Makes no sense to me; next thing you know they will be adding “real barn smell that will not wash out.”  Can you picture the ads for these?”

Tending lawns

The OFs mentioned how many times they have mowed their lawns so far. As of May 2, the tales were from two times to one OF who mentioned he has had to mow his lawn four times already.

Another OF listened as all the OFs were discussing the time spent on their lawns and he just kept turning his head to each OF as they spoke. Finally, this OF said he has mowed part of his lawn once and had to do that because some of the lawn had a few high spots in it. This OF said his lawn was 12-percent grass, 30-percent weeds, 18-percent rocks, 20-percent roots, and 20-percent moss and dirt. The OF said he mows about three acres of this concoction, and from a distance, “Hey, it looks pretty good.”

One OF said he wouldn’t mow his lawn at all. He is a closet naturalist and whatever grows, grows. However, the wife has other ideas, so he mows the lawn and keeps it looking good; he also has no plantings close to the house.

This OF said tall grass and shrubs are where the bugs hang out that get into your house.

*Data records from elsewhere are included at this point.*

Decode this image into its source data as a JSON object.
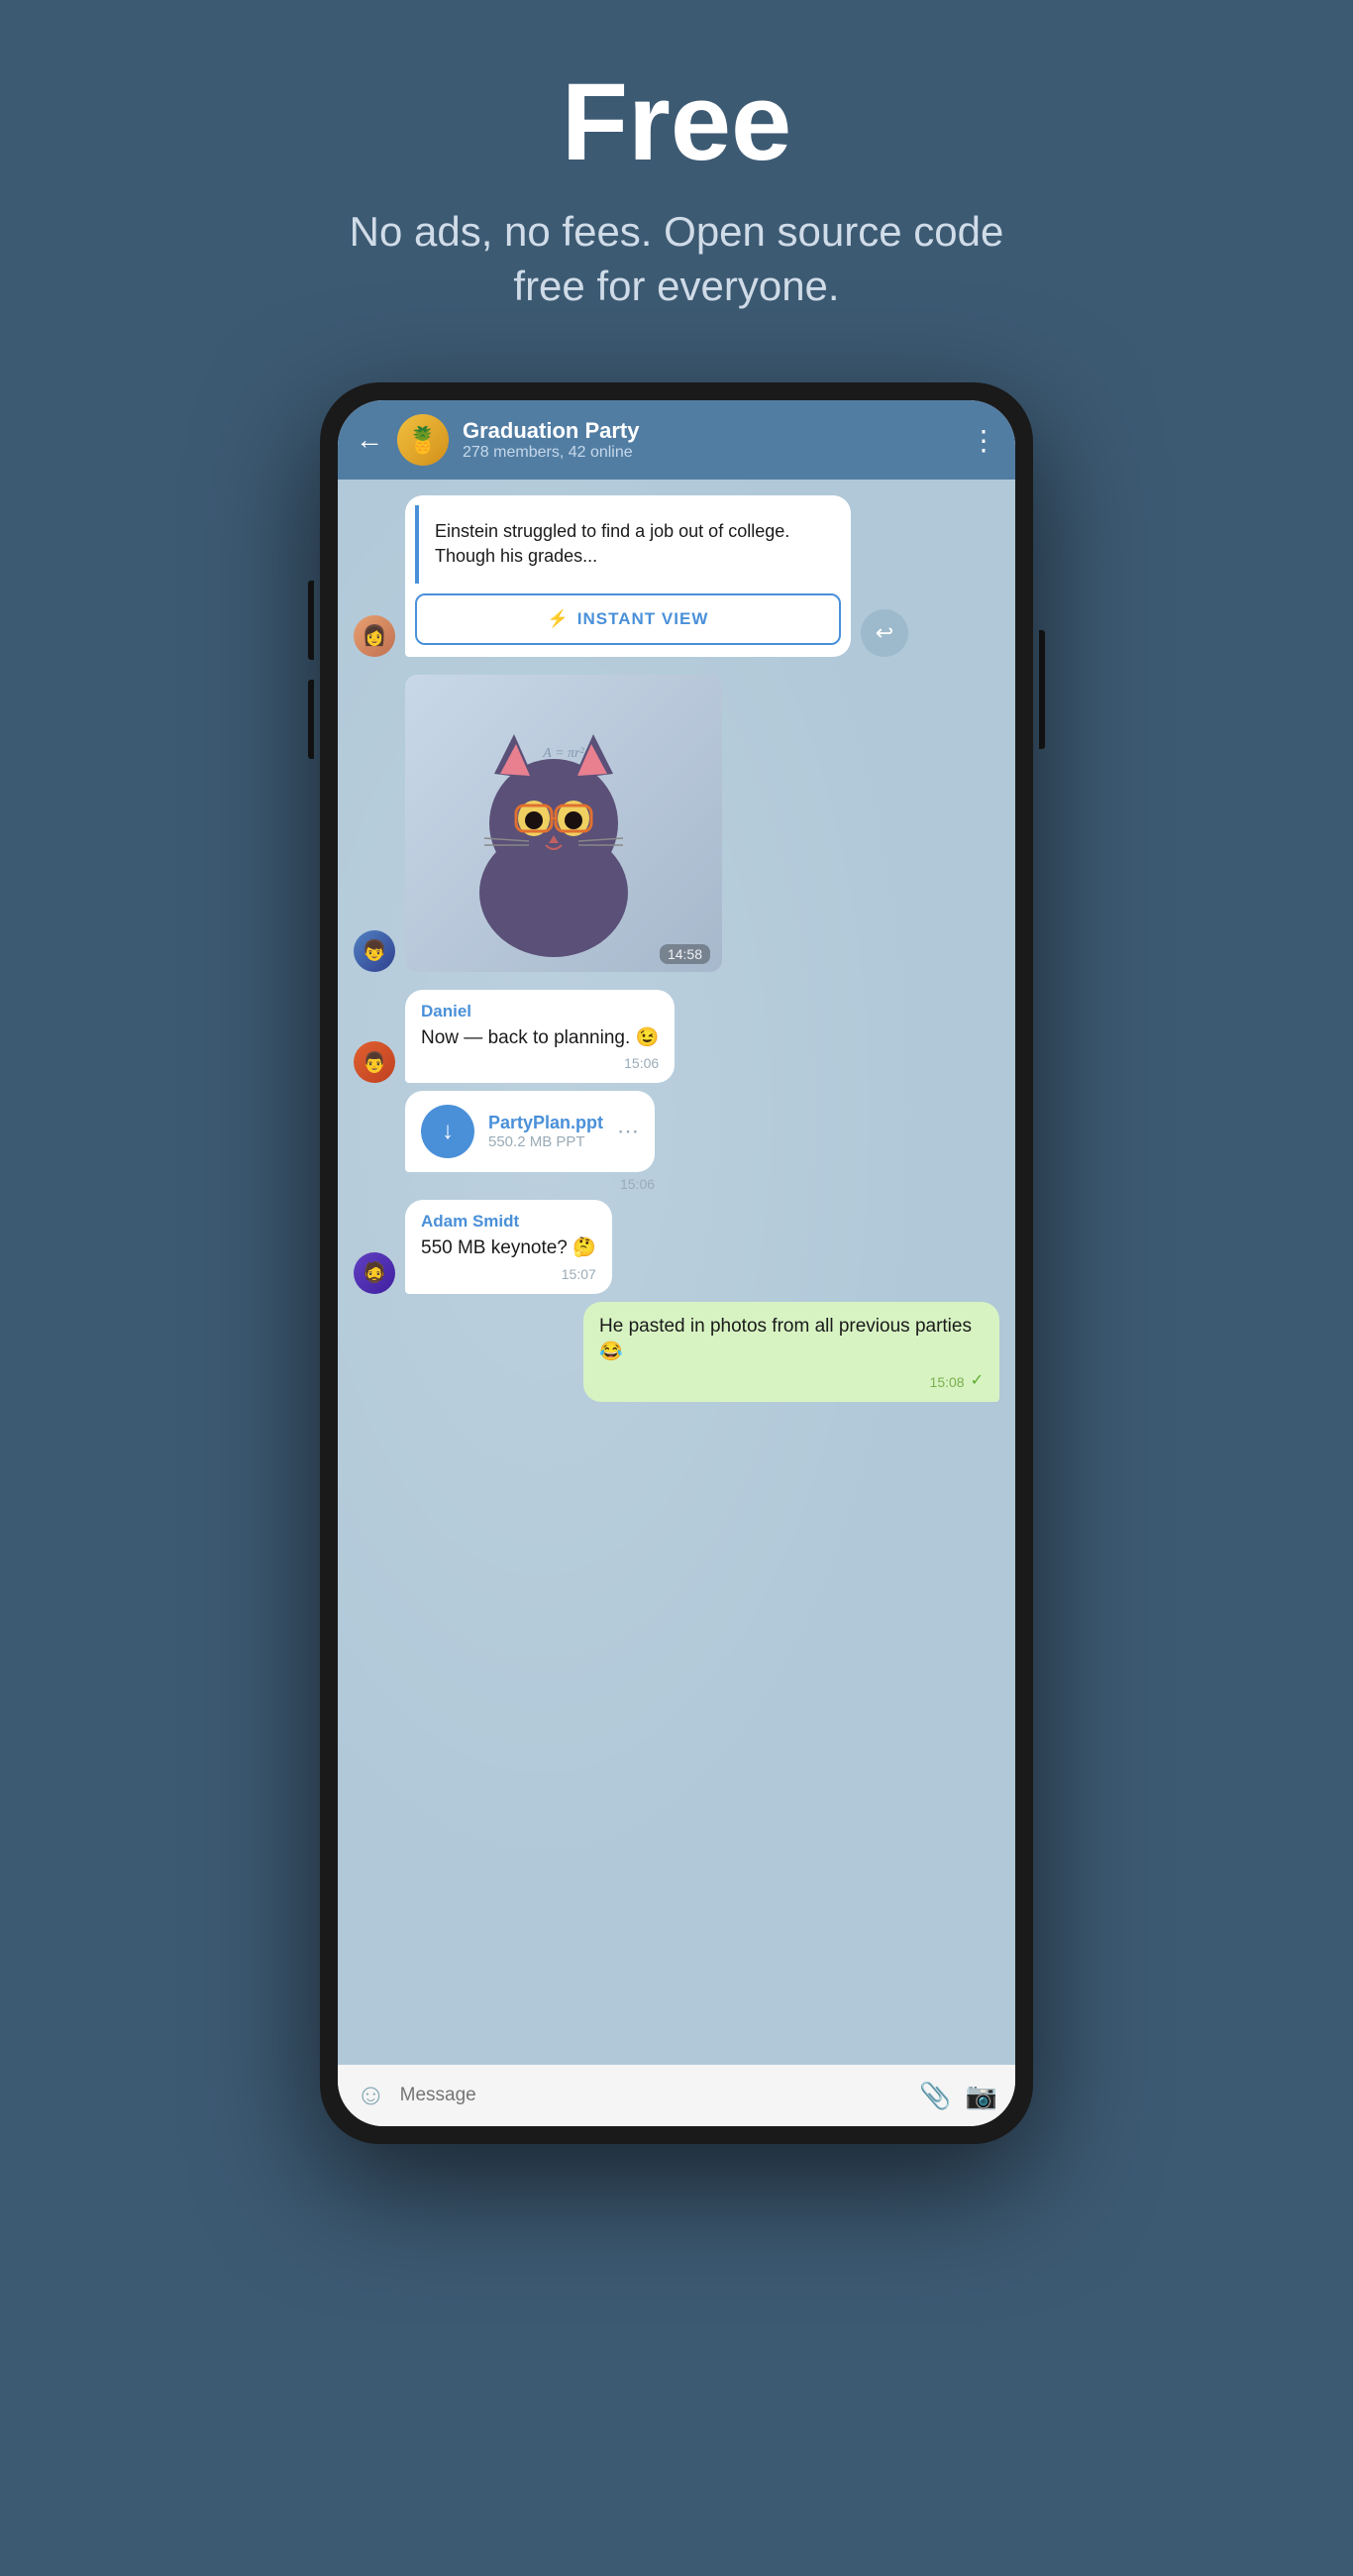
{
  "hero": {
    "title": "Free",
    "subtitle": "No ads, no fees. Open source code free for everyone."
  },
  "chat": {
    "header": {
      "back_label": "←",
      "group_name": "Graduation Party",
      "members_info": "278 members, 42 online",
      "avatar_emoji": "🍍",
      "more_icon": "⋮"
    },
    "messages": [
      {
        "id": "article-msg",
        "type": "article",
        "avatar_emoji": "👩",
        "text": "Einstein struggled to find a job out of college. Though his grades...",
        "instant_view_label": "INSTANT VIEW"
      },
      {
        "id": "sticker-msg",
        "type": "sticker",
        "avatar_emoji": "👦",
        "time": "14:58"
      },
      {
        "id": "daniel-msg",
        "type": "text",
        "avatar_emoji": "👨",
        "sender": "Daniel",
        "text": "Now — back to planning. 😉",
        "time": "15:06"
      },
      {
        "id": "file-msg",
        "type": "file",
        "file_name": "PartyPlan.ppt",
        "file_size": "550.2 MB PPT",
        "time": "15:06"
      },
      {
        "id": "adam-msg",
        "type": "text",
        "avatar_emoji": "🧔",
        "sender": "Adam Smidt",
        "text": "550 MB keynote? 🤔",
        "time": "15:07"
      },
      {
        "id": "sent-msg",
        "type": "sent",
        "text": "He pasted in photos from all previous parties 😂",
        "time": "15:08",
        "read": true
      }
    ]
  },
  "input_bar": {
    "placeholder": "Message"
  },
  "icons": {
    "back": "←",
    "more": "⋮",
    "instant_view_lightning": "⚡",
    "share": "↩",
    "download": "↓",
    "emoji": "☺",
    "attach": "📎",
    "camera": "📷",
    "check": "✓"
  }
}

If you have cluster flies, mow your lawn and they will be gone, and ants and other bugs live on the shrubs and peonies and they get in the house by themselves or your cat and dog brings them in.

One OF said that he has a back room that is seldom used at his place and the occasional mouse has gotten in there so he keeps setting traps. At one time, there was a mouse in the trap and, when he removed the dead rodent from the trap, a deer tick ran out from under the mouse and down the trap. The OF said he had gloves on and was able to kill the tick, but the OF said that animals not only bring in routine pests but they can bring in some nasty ones also.

Tractor talk

The OFs somehow started talking about supply and demand. The OFs know of this little formula for living very well by many having been working for themselves — mostly as farmers.

The OFs think that a lot of what we purchase, especially if it is something everyone uses, or needs, industry builds in a planned obsolescence so whatever it is will break down or run out in a predetermined time frame. This means the dumb thing won’t work and the OF has to go get a new one, and that generates a perpetual demand. The OFs think the one exception to that rule happened by accident.

That is the Farmall tractor! Those things ran forever, and many that were made in the forties are still running and working today. That tractor was so simple and dependable the farmer could fix it with baling wire, friction tape, and a large pair of channel locks. (There was no duct tape then.)

When the 1940s began, International Harvester’s Farmall was the most popular tractor brand in the United States. But during the decade its market share was challenged.  Just before the war, IH had to respond to the introduction of the inexpensive Allis-Chalmers Model "B." IH had already been experimenting with small-tractor designs.

So, as the decade began, it quickly introduced the second generation of Farmalls — the famous “Letter Series” tractors. (Thanks Google). What happened is the Farmall (as it once was) is no longer made.

Those Old Men of the Mountain that made it to the Your Way Café, and, yes, they know the way; it is in Schoharie as they say, and not too hard to find, unless of course you are blind.  The color is yellow bright, so the OFs can find it at night, and the OFs that found it on Tuesday were: Robie Osterman, Bill Lichliter, Ray Frank, Harold Guest, Roger Shafer, Roger Chapman, George Washburn, Chuck Aelesio, John Rossmann, Miner Stevens, Dave Williams, Glenn Patterson, Mark Traver, Otis Lawyer, Mace Porter, Jack Norray, Lou Schenck, Sonny Mercer, Don Wood, Bob Fink, Bob Benninger, Ted Willsey, Mike Willsey, Warren Willsey, Jim Rissacher, Duncan Bellinger, Elwood Vanderbilt, Ray Kennedy, Harold Grippen, and me.